En revanche, la police semble perdre quelque peu le contrôle de la situation au moment de la dissolution de la manifestation, sur les coups de 17 heures, place de la Bastille. "À 17h30, les esprits ont commencé à s'échauffer. Les forces de l'ordre avaient réussi à contenir les manifestants jusqu'à République, mais ensuite il y a eu des débordements", explique un administrateur de la synagogue de la rue de la Roquette, qui estime que la police a été dépassée : "Les forces de l’ordre ont été surprises, elles ne s’attendaient pas à une affluence et à des gens aussi agressifs. Des manifestants ont pu s’infiltrer dans la rue de la Roquette", poursuit l’homme qui souhaite rester anonyme.

Des récits divergents

C’est à partir de là que les récits divergent. Chaque camp accuse l'autre d’avoir allumé la mèche. Du côté de la communauté juive, on fait le récit d’une horde de plusieurs centaines de manifestants qui s’est lancée en direction de la synagogue de la rue de la Roquette dans une sorte d’expédition punitive. "Les manifestants criaient 'Israël assassin' et 'À mort les juifs' ! C'était de l'antisémitisme pur et dur", raconte l’administrateur de la synagogue. Le temps que la police arrive, soit 45 minutes plus tard, "le premier choc a été encaissé par les services de protection de la communauté", a déclaré à la presse le grand rabbin Haïm Korsia.

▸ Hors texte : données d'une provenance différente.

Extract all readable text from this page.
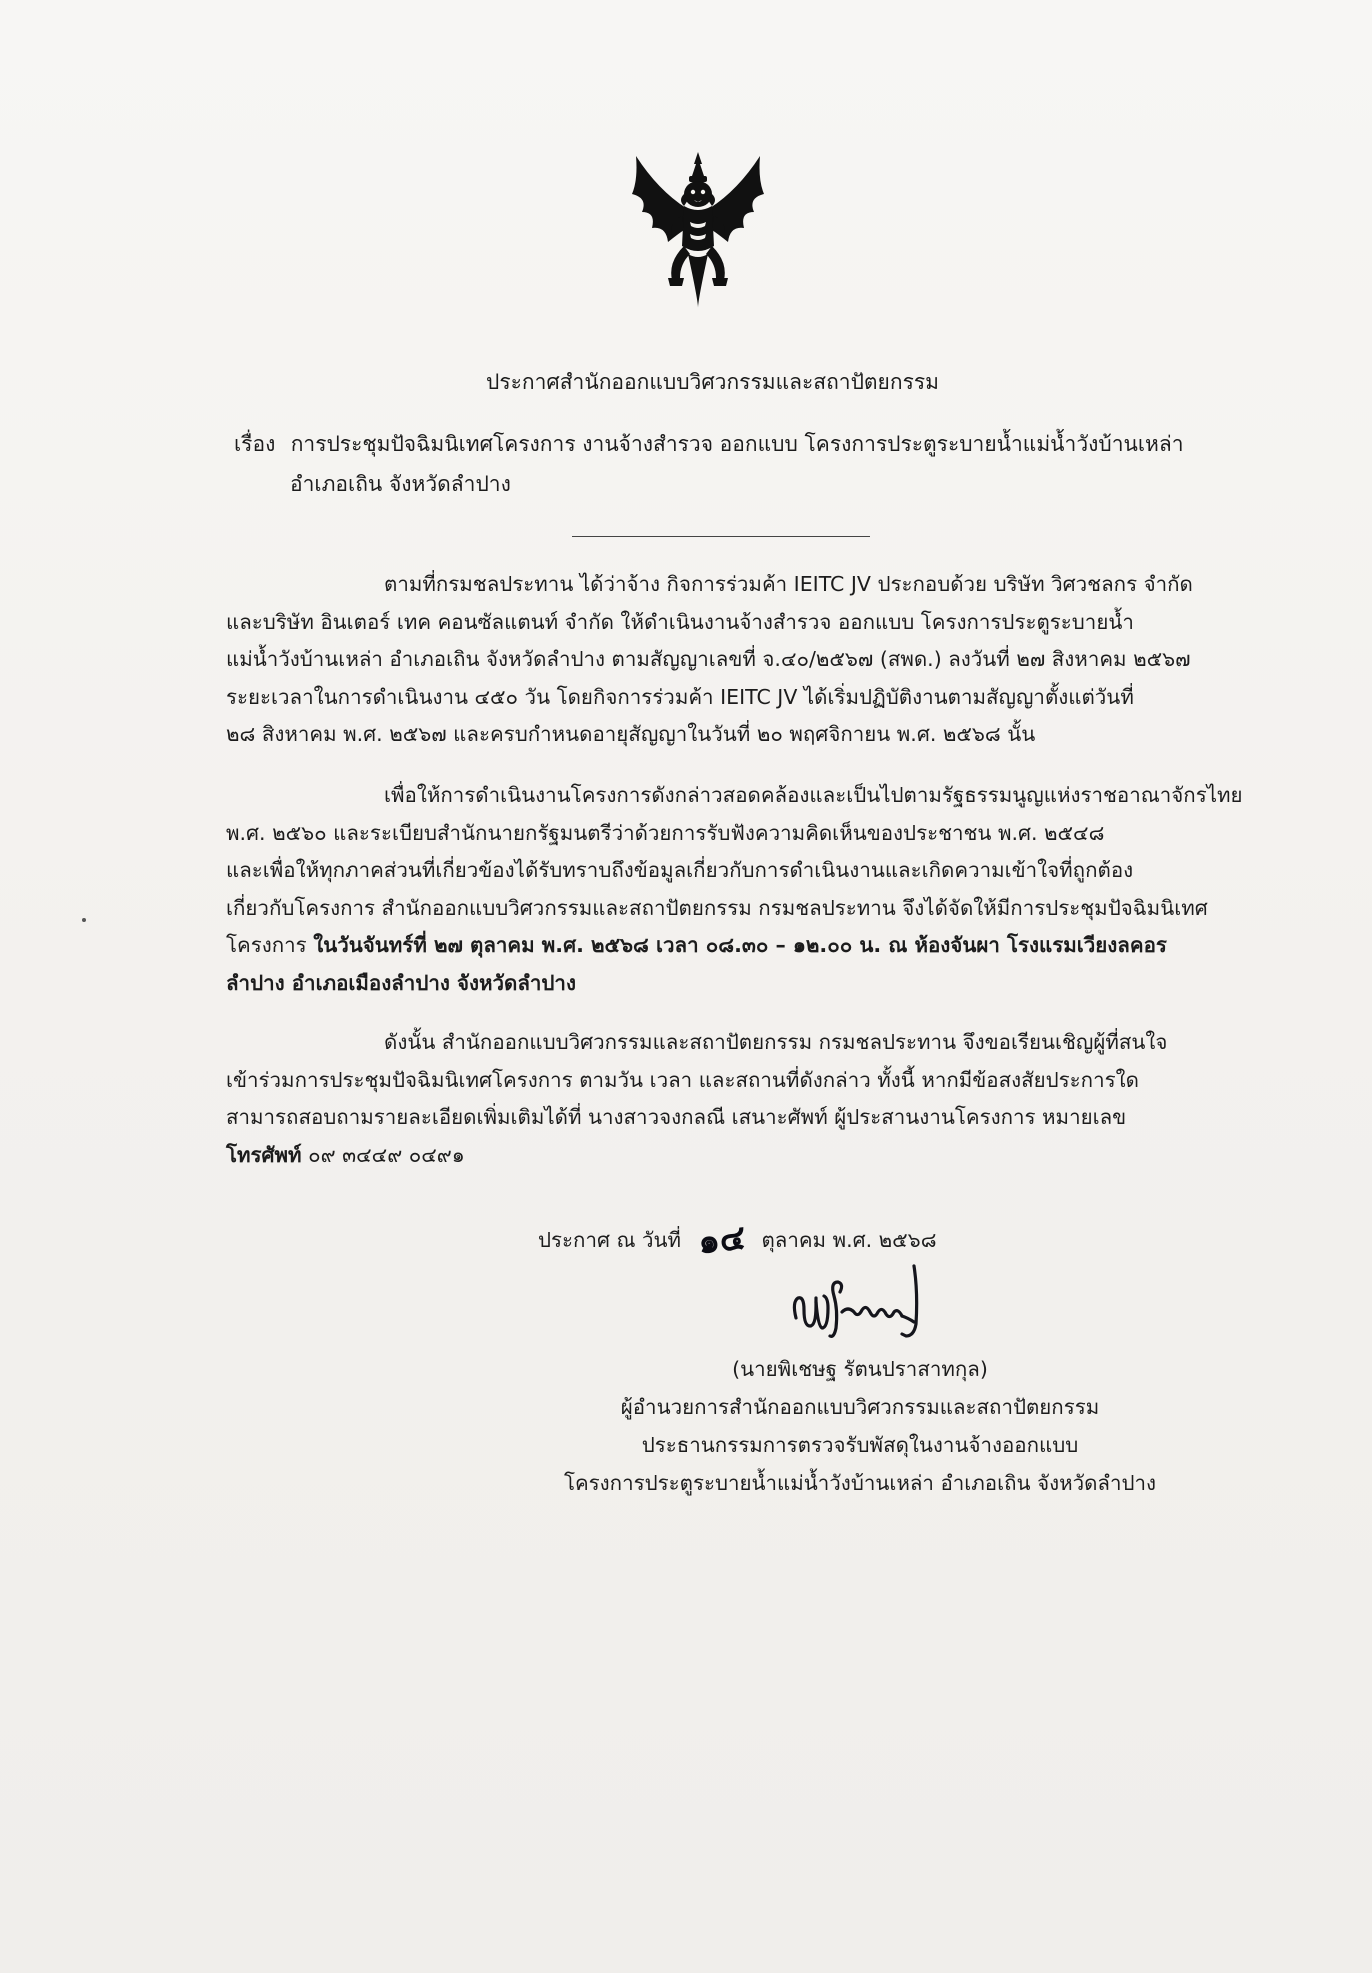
ประกาศสำนักออกแบบวิศวกรรมและสถาปัตยกรรม
เรื่อง การประชุมปัจฉิมนิเทศโครงการ งานจ้างสำรวจ ออกแบบ โครงการประตูระบายน้ำแม่น้ำวังบ้านเหล่า
อำเภอเถิน จังหวัดลำปาง
ตามที่กรมชลประทาน ได้ว่าจ้าง กิจการร่วมค้า IEITC JV ประกอบด้วย บริษัท วิศวชลกร จำกัด
และบริษัท อินเตอร์ เทค คอนซัลแตนท์ จำกัด ให้ดำเนินงานจ้างสำรวจ ออกแบบ โครงการประตูระบายน้ำ
แม่น้ำวังบ้านเหล่า อำเภอเถิน จังหวัดลำปาง ตามสัญญาเลขที่ จ.๔๐/๒๕๖๗ (สพด.) ลงวันที่ ๒๗ สิงหาคม ๒๕๖๗
ระยะเวลาในการดำเนินงาน ๔๕๐ วัน โดยกิจการร่วมค้า IEITC JV ได้เริ่มปฏิบัติงานตามสัญญาตั้งแต่วันที่
๒๘ สิงหาคม พ.ศ. ๒๕๖๗ และครบกำหนดอายุสัญญาในวันที่ ๒๐ พฤศจิกายน พ.ศ. ๒๕๖๘ นั้น
เพื่อให้การดำเนินงานโครงการดังกล่าวสอดคล้องและเป็นไปตามรัฐธรรมนูญแห่งราชอาณาจักรไทย
พ.ศ. ๒๕๖๐ และระเบียบสำนักนายกรัฐมนตรีว่าด้วยการรับฟังความคิดเห็นของประชาชน พ.ศ. ๒๕๔๘
และเพื่อให้ทุกภาคส่วนที่เกี่ยวข้องได้รับทราบถึงข้อมูลเกี่ยวกับการดำเนินงานและเกิดความเข้าใจที่ถูกต้อง
เกี่ยวกับโครงการ สำนักออกแบบวิศวกรรมและสถาปัตยกรรม กรมชลประทาน จึงได้จัดให้มีการประชุมปัจฉิมนิเทศ
โครงการ ในวันจันทร์ที่ ๒๗ ตุลาคม พ.ศ. ๒๕๖๘ เวลา ๐๘.๓๐ – ๑๒.๐๐ น. ณ ห้องจันผา โรงแรมเวียงลคอร
ลำปาง อำเภอเมืองลำปาง จังหวัดลำปาง
ดังนั้น สำนักออกแบบวิศวกรรมและสถาปัตยกรรม กรมชลประทาน จึงขอเรียนเชิญผู้ที่สนใจ
เข้าร่วมการประชุมปัจฉิมนิเทศโครงการ ตามวัน เวลา และสถานที่ดังกล่าว ทั้งนี้ หากมีข้อสงสัยประการใด
สามารถสอบถามรายละเอียดเพิ่มเติมได้ที่ นางสาวจงกลณี เสนาะศัพท์ ผู้ประสานงานโครงการ หมายเลข
โทรศัพท์ ๐๙ ๓๔๔๙ ๐๔๙๑
ประกาศ ณ วันที่ ๑๔ ตุลาคม พ.ศ. ๒๕๖๘
(นายพิเชษฐ รัตนปราสาทกุล)
ผู้อำนวยการสำนักออกแบบวิศวกรรมและสถาปัตยกรรม
ประธานกรรมการตรวจรับพัสดุในงานจ้างออกแบบ
โครงการประตูระบายน้ำแม่น้ำวังบ้านเหล่า อำเภอเถิน จังหวัดลำปาง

Pour assurer la sécurité des lieux en ce jour de tensions, des jeunes - une cinquantaine selon la synagogue, une centaine selon les médias - se sont donné rendez-vous devant les portes de Don Isaac Abravanel. Ils appartiennent à la Ligue de défense juive (LDJ), un groupe de défense contre l’antisémitisme connu pour ses actions violentes, et au Betar, un mouvement sioniste proche du Likoud. Plusieurs pro-palestiniens les accusent d’avoir mis le feu aux poudres.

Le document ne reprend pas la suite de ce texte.